Positive Social Effects
People who practice mindfulness are less preoccupied with concerns about the future or regrets about pending decisions. Focusing on the here and now, they are able to enjoy the simple things in life and develop stronger bonds with others when they are not constantly overwhelmed by worries.
How to be Mindful?
It’s in the details
A large part of being mindful is being aware of and observing all that is going on around you. Stop what you’re doing and pay attention to the details you normally overlook.
When our friends speak to us, plenty of us tune out. But mindfulness requires careful listening and being present in the moment. So, no matter how long your friend has been ranting about her employer at work, listen!
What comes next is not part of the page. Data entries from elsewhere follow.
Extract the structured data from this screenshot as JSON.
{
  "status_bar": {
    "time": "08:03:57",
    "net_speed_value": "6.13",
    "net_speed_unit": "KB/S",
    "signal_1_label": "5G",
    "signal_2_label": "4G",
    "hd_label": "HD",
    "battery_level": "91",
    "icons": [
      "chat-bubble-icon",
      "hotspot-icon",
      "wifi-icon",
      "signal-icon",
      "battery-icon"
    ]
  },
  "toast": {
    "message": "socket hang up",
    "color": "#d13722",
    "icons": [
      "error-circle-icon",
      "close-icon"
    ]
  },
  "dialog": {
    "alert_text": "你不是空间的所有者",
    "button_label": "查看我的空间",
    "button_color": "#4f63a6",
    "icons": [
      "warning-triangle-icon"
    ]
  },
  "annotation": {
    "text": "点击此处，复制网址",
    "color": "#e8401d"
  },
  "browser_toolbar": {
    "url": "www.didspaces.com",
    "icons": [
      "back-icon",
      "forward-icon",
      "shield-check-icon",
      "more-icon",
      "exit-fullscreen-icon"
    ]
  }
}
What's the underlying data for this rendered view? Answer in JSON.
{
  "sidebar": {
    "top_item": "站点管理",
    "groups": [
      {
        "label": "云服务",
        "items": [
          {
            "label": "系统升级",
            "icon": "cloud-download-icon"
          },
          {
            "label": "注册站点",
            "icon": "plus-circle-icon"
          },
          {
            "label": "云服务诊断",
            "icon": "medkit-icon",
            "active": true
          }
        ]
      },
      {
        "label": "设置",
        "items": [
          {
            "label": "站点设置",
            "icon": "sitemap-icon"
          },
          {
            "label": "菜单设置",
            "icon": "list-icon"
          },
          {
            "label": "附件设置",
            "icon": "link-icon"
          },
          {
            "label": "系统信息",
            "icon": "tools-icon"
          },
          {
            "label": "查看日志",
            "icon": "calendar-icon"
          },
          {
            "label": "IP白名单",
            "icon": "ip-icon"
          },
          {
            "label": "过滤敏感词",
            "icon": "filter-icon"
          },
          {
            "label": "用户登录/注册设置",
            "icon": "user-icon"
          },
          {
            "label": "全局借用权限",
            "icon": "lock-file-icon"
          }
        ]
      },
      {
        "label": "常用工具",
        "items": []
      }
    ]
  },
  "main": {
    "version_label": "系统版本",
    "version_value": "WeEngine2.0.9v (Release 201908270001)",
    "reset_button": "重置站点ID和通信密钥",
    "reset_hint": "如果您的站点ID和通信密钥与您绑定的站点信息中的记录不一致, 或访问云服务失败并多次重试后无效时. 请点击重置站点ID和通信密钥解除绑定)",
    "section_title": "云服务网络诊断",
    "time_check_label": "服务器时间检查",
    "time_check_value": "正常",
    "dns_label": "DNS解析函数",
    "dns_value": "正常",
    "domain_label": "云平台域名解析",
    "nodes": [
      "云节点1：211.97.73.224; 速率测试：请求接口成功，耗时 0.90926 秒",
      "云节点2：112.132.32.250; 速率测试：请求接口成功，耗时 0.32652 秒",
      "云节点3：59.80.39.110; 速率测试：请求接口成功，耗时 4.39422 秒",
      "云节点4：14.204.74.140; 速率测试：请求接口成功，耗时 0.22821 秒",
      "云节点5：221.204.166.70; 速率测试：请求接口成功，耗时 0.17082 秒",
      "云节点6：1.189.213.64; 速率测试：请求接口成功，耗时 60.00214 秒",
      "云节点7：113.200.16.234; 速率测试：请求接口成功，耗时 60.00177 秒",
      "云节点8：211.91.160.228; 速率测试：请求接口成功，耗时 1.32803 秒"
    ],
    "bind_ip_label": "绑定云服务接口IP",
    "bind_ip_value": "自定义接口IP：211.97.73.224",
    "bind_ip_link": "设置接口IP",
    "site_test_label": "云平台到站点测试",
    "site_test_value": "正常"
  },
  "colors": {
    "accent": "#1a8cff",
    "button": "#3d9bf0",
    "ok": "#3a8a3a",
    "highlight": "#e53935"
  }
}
Mindfulness entails paying attention to bodily feelings and how you are physically feeling. Ask yourself questions throughout the day. “What is the texture of the cloth like on your skin?” “When you run your fingertips into the tap water, how does it feel?”
Pay attention to the details of your breathing. What is the depth of your breathing? How quick are you inhaling and exhaling? Deep breathing that is regulated will help you relax and properly regulate your feelings and stress levels.
Clearly, mindfulness is something that all of us should practice and the rewards are limitless! If being mindful all of the time feels like too much of a challenge, start with 20 minutes of mindfulness practice every day.